As a general theme I am interested in patterns of growth and I have always found it natural to look at things from a close perspective. I realize that by cropping my subjects closely I am not only becoming intimate with them, I am also abstracting them. By this treatment, familiar subjects become unrecognizable and require new investigation. The shape-shifting ambiguity made possible by the photographic lens resonates with my general sense of a world unseen by the naked eye, a world of possibilities.
Over the past months I have been stacking things and taking photographs of the various accumulations. The photographs catalog documents that surround me: books, papers, magazines, journals, sketchpads and photographs. Each stack represents something different - a passage of time, a collection, a history. The result is a series of lines, each representing a moment, a sedimentary record of growth.

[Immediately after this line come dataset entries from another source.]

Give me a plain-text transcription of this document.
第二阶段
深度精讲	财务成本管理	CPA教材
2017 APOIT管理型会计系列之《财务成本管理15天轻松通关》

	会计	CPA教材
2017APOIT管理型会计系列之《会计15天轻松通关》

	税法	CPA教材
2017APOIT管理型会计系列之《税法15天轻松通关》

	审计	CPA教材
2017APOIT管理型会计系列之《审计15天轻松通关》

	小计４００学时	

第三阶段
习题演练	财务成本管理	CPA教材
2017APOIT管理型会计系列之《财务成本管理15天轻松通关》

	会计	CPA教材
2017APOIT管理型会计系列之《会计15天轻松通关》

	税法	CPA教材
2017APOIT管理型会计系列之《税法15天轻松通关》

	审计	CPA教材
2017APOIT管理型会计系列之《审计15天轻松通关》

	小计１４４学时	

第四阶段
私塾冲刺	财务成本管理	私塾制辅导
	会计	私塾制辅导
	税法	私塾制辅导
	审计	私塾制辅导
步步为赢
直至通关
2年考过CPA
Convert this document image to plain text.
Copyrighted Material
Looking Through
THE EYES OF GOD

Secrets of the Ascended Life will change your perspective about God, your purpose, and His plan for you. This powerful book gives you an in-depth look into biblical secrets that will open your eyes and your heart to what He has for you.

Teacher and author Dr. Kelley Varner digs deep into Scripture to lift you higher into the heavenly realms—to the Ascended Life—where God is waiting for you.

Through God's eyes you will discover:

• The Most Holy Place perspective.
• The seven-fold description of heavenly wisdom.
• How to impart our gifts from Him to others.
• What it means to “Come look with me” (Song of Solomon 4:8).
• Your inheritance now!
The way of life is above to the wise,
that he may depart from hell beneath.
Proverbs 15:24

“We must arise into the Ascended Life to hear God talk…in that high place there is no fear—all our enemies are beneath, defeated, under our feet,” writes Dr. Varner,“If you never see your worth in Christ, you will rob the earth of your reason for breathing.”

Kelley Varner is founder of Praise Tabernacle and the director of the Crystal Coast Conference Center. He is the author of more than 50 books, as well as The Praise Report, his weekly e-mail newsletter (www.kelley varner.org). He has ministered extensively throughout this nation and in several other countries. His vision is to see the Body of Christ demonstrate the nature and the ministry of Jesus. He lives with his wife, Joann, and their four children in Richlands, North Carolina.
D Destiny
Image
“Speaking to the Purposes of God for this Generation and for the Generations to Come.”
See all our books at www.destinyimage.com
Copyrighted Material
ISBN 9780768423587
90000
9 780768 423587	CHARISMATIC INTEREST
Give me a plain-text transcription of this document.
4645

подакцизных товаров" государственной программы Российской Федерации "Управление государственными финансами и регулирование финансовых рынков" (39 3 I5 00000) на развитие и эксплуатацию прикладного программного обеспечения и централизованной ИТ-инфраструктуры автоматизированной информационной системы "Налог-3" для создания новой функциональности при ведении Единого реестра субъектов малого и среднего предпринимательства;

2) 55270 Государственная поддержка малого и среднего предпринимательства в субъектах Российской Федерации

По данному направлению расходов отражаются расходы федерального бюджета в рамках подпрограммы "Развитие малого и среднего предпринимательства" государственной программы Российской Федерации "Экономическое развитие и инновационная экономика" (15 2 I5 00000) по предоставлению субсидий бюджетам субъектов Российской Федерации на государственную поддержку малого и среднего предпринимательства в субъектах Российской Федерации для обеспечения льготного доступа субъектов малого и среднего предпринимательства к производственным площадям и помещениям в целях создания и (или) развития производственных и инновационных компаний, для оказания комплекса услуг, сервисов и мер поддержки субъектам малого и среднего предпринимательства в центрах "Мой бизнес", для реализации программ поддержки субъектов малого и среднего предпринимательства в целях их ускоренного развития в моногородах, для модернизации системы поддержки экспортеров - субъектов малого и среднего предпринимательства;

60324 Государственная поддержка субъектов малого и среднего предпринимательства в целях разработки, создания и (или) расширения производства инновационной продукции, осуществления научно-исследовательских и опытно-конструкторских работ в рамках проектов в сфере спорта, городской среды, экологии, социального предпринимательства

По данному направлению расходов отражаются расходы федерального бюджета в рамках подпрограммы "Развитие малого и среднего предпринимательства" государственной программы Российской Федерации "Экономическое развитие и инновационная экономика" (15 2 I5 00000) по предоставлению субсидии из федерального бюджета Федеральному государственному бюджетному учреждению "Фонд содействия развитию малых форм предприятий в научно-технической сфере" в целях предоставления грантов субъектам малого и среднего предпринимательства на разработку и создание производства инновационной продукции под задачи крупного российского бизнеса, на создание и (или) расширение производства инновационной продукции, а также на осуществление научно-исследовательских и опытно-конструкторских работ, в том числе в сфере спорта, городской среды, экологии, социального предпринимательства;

Parsley Steinweiss was born and raised in New York City. She received her B.A. from Sarah Lawrence College and her M.F.A. from SUNY Purchase. Her work has appeared in a number of exhibitions in New York and L.A., most recently, in the New York Slideluck Potshow XIII. She has also been featured in the Humble Arts Foundation’s, The Collector’s Guide to Emerging Art Photography. This year she was a winner of the juried competition for the upcoming 2009 International Exhibition of Fine Art Photography, curated by Andy Adams. She currently lives and works in Greenpoint, Brooklyn.